To address poor conditions in schools, it is important that corporates, philanthropists and non-profit organisations come together and donate school uniforms to disadvantaged schools in Eastern Cape townships and rural areas.
This would help ease the burden of school uniforms, especially during the imminent winter season.
This is according to a statement from the Latita Development Trust.
“The winter season is approaching and the state of school infrastructure in South Africa and the Eastern Cape in particular is alarmingly poor,” says founder and CEO Asanda Madikane.
“Poor families face the same dilemma every winter: to provide heat or food?”
Madikane goes on to say that adding the need for winter school uniforms to keep the children warm while they are away from home, studying, makes it “a three-way deadlock”.
“Just like those parents or guardians, we are also faced with a choice: to either glorify the magnitude of the problem at the start of each academic year or to propose practical solutions. The Competition Commission intervenes to regulate fair competitive behaviour and enforces guidelines such as the accessibility of school uniforms through competitive and trans-bidding measures. However, the anti-competitiveness in the textile and manufacturing industry persists and parents who are especially from economically and socially disadvantaged backgrounds continue to struggle.”
According to recent statistics from Statistics SA, the unemployment rate increased by 1.7 percentage points to 32,5% this year and the rate is particularly higher among black Africans (36,5%) compared to other population groups. Moreover, Stats SA also reported that more than six out of 10 children are multi-dimensionally poor.
“These statistics highlight the grim reality that many South Africans are facing and how they are affected by the alarming rate of unemployment. Although parents have an option of taking their children to state schools, they cannot afford the ever increasing cost of uniforms each year because their income affords them a basic living standard.
“The winter season is approaching and the state of school infrastructure in South Africa and the Eastern Cape in particular is alarmingly poor. Most of these schools have broken furniture, classrooms that are too cold because of broken windows, mouldy walls and plaster falling off the ceilings. As such, Amnesty International, a non-governmental organization focussing on human rights, released a report last year addressing education in South Africa. In this report, the schools in Eastern Cape and Gauteng were specifically singled out as having the worst conditions.
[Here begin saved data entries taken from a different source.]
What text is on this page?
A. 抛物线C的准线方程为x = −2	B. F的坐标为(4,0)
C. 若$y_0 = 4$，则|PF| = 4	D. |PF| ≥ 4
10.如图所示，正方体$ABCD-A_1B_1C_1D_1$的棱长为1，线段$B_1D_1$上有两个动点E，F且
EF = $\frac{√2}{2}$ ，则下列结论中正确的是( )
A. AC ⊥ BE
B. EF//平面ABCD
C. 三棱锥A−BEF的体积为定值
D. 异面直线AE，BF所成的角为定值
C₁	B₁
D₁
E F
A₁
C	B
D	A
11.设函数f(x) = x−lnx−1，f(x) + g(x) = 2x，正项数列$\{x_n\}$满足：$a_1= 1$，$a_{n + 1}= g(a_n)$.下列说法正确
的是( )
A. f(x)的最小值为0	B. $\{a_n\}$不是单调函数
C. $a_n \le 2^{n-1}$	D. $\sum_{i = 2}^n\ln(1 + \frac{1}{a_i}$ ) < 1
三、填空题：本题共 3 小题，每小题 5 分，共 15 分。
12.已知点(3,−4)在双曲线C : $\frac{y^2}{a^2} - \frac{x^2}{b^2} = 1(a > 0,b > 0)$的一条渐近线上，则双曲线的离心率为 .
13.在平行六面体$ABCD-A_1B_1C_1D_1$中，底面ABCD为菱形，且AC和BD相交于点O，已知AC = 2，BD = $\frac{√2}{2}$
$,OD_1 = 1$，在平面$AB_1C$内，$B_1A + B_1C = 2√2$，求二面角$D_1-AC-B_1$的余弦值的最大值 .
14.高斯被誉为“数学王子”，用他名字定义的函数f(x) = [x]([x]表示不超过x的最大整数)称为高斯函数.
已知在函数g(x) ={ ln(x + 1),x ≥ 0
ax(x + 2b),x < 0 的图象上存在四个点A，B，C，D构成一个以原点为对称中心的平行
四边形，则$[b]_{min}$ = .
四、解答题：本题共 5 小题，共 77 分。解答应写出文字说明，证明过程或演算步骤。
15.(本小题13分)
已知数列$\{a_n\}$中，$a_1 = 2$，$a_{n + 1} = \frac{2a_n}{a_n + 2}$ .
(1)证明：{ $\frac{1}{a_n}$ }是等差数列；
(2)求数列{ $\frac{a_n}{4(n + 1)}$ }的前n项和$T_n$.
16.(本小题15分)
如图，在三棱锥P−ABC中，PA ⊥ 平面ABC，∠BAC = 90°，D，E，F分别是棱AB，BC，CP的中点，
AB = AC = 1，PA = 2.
“These schools in the rural Eastern Cape are in a dire state with classrooms that are debilitated and learners have to walk a considerable distance when going to and from school. While the solution to eradicate the problem of poor infrastructure in schools is not close to being resolved, coupled with the issue of the correct winter school uniform, being warm during this time will mean the learners have one less concern to worry about.”